Выбрать главу

Томас Вулф назвал свой роман “Взгляни на дом свой, Ангел”. Это дословная цитата из элегии “Лисидас” Джона Мильтона.

Джон Стейнбек назвал свой роман “Гроздья гнева”. Это прямая отсылка к Откровению Святого Иоанна Богослова: “И поверг Ангел серп свой на землю, и обрезал виноград на земле, и бросил в великое точило гнева Божия”.

Рей Брэдбери назвал свой роман “Что-то страшное грядет”. Это опять-таки “Макбет”, четвертое действие, слова второй ведьмы: “Закололо в пальцах – вот: что-то страшное грядет”, и снова связь сокрыта от русского читателя, потому что в классическом переводе ведьма говорит иное: “У меня заныли кости. Значит, жди дурного гостя”.

И так далее.

В сущности, эти вещи лежат на поверхности: достаточно знать английский язык и читать английскую и американскую литературу в оригинале, как связи проявляются, высвечиваются, невидимые нити становятся зримыми и путеводными.

Но есть секреты, закопанные намного глубже.

Чем дальше во времени отстоит от нас автор, тем труднее понять, как воспринимали его произведения современники, разобрать, что именно он хотел сказать людям своего времени, ведь наивно думать, будто тот же Шекспир обращался напрямую к нам, жителям будущего, отделенного от него пятью веками. А понять восприятие современников невозможно, если не знаешь особенностей культуры, быта и, таким образом, мышления людей, живших невообразимо далеко, на другой планете – допустим, в Англии начала семнадцатого века.

Вот тот же “Макбет”, произведение, к которому я обращаюсь снова и снова. Действие четвертое, сцена первая. Авторская ремарка: “Появляются призраки: восемь королей, в руке у последнего зеркало”.

Откуда зеркало? У Шекспира нет зеркала, у него написано буквально следующее: “Проходят восемь королей, последний со стеклом в руке”. Если бы Шекспир хотел сказать “зеркало”, он бы так и сделал: слова “миррор” и “лукинг-гласс” уже существовали. Но он употребляет “глас”, то есть стекло.

Дело в том, что стекло и было зеркалом, только это зеркало сильно отличалось от того, что понимаем под зеркалом мы. Последний король нес кусок полированного венецианского мутного неровного стекла.

Почему мутного? Потому что прозрачные стекла научились делать позже. Почему венецианского? Потому что центром стеклянного производства была тогда Венеция, британские мастера научились делать стекло ближе к концу семнадцатого века, лет через шестьдесят после кончины Шекспира. Почему неровного? Потому что делать ровные стекла, раскатывать их научились тоже позже – опять-таки в конце семнадцатого века, причем во Франции. Почему полированного? Во-первых, потому что нанесение на стекло амальгамы – сплава олова и ртути – было тогда секретным и очень дорогим процессом, а напылять серебро еще никто не умел, это техническое достижение принадлежит девятнадцатому веку; во-вторых, потому что полированное стекло было самым доступным из зеркал: подкладывать под стекло серебряную фольгу люди уже умели, и такие зеркала существовали, но тоже были очень дороги, и вряд ли актеры таскали их по сцене во время представлений. Проще было выносить кусок стекла, в котором мало что отражалось, но на это никто не обращал внимания: достаточно, что про отражение говорит сам Макбет.
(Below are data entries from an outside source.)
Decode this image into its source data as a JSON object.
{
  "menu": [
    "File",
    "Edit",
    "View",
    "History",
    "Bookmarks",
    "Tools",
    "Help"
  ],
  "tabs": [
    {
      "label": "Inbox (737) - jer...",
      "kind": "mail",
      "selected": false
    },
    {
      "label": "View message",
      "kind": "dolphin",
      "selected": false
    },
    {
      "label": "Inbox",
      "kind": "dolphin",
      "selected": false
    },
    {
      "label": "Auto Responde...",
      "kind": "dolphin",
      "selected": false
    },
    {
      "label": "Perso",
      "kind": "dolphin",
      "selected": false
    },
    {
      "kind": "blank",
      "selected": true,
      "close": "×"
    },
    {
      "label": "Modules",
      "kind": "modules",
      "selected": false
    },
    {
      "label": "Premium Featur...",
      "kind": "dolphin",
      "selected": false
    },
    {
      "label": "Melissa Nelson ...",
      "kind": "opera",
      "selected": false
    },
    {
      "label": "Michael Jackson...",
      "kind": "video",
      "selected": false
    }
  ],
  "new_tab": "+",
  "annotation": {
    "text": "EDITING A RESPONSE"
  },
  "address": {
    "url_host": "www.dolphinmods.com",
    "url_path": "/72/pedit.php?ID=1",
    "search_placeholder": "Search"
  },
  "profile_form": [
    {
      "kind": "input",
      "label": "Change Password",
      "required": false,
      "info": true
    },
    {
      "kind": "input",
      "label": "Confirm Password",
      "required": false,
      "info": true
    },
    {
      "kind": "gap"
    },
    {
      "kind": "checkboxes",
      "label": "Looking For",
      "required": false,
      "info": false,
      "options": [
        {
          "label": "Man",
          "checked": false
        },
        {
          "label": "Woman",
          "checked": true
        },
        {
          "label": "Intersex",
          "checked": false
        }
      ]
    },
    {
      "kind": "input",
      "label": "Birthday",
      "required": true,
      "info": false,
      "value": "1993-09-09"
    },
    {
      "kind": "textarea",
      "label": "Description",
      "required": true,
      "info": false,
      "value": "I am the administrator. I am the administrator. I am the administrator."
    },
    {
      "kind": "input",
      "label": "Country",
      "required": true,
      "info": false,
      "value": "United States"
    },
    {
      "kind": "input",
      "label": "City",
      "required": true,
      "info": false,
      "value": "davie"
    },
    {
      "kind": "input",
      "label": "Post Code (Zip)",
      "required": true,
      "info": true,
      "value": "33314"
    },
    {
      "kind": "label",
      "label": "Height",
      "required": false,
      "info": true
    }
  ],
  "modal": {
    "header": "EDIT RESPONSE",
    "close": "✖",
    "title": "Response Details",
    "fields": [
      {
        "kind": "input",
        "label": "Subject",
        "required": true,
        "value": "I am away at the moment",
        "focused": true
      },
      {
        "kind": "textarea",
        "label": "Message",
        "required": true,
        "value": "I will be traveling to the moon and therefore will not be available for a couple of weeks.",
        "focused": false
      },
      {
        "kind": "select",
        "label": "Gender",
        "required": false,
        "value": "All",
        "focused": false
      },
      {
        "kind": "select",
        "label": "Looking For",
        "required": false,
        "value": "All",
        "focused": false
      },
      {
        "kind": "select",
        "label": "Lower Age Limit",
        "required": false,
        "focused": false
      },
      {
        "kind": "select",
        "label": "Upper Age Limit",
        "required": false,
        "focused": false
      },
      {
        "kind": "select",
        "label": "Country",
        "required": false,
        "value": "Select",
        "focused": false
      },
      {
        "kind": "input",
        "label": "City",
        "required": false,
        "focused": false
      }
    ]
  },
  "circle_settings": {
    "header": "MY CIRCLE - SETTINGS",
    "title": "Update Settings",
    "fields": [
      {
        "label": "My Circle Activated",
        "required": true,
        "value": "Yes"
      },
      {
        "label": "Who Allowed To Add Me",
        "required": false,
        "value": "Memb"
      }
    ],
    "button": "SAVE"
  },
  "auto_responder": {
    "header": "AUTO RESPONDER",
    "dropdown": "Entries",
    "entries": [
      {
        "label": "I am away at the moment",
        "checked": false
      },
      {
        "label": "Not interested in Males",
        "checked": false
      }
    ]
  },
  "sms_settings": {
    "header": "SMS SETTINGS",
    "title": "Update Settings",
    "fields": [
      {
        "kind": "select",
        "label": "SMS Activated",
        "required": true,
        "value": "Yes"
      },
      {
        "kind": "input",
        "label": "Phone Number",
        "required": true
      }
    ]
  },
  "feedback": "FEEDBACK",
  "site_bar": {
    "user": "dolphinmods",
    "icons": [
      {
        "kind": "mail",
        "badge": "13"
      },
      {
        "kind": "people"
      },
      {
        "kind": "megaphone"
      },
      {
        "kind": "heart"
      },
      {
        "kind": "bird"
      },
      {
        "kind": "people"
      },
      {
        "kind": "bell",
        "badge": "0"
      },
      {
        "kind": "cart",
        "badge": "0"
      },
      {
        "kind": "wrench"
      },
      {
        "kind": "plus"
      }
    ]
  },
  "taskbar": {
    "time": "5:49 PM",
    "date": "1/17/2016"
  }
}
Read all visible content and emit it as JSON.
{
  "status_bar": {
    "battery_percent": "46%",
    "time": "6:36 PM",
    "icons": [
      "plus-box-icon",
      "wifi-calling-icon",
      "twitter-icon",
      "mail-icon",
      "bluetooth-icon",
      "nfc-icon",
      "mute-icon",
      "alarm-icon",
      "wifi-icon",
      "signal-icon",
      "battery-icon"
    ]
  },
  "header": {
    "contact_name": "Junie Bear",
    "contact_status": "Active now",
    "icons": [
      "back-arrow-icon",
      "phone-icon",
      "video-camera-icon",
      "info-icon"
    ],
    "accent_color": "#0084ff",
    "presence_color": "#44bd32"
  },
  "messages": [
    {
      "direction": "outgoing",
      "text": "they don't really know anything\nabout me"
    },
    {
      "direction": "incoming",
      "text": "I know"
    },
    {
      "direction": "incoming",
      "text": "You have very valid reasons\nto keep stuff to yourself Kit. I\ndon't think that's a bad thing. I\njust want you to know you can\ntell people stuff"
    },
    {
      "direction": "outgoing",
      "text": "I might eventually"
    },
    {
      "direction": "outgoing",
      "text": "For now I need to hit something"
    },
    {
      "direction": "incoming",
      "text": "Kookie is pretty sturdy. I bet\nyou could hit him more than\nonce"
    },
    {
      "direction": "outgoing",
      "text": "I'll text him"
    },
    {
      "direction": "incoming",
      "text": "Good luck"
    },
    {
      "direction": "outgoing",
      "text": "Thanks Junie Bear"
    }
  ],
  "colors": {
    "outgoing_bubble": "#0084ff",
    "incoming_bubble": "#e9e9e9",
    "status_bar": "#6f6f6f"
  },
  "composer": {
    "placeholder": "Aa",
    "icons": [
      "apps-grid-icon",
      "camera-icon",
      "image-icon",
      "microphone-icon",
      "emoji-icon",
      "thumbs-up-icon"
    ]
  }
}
А кстати, зачем вообще королю-призраку стекло? Да по той причине, что в театре сидел настоящий король – Яков I (со свитой, разумеется). Ну, может быть, не каждый день сидел – у него и других королевских дел хватало, – но часто: любил Яков I театральные действия и театр “Глобус” привечал. Стекло-зеркало в первую очередь (и лишь во вторую, третью и прочие очереди – для остальных зрителей) предназначалось для него, сидящего по правилам того времени в ближайшем к действию ряду: смотри, король, это ты здесь отражаешься, и в нашей пьесе, в главном ее герое, тоже ты отражаешься, – смотри и думай, какая она, королевская судьба… Кто бы мог подумать, читая и смотря “Макбет” сегодня, что это – сатира? И что “Глобус”, по сути, гражданский театр?

Массу интересного можно извлечь, если заинтересоваться одной только авторской ремаркой о “зеркале” в руке короля-призрака.

С зеркалами теперь более или менее понятно, а вообще – насколько мы представляем себе быт, нравы и, скажем, развлечения того времени?

Вдаваться в подробности очень долго. Меня сейчас интересуют только “шум и ярость”. Раз я издаю роман с таким названием, то обязан разобраться, какие нити, помимо назывательной, тянутся от Шекспира к Фолкнеру, а от Фолкнера – к нам, читателям.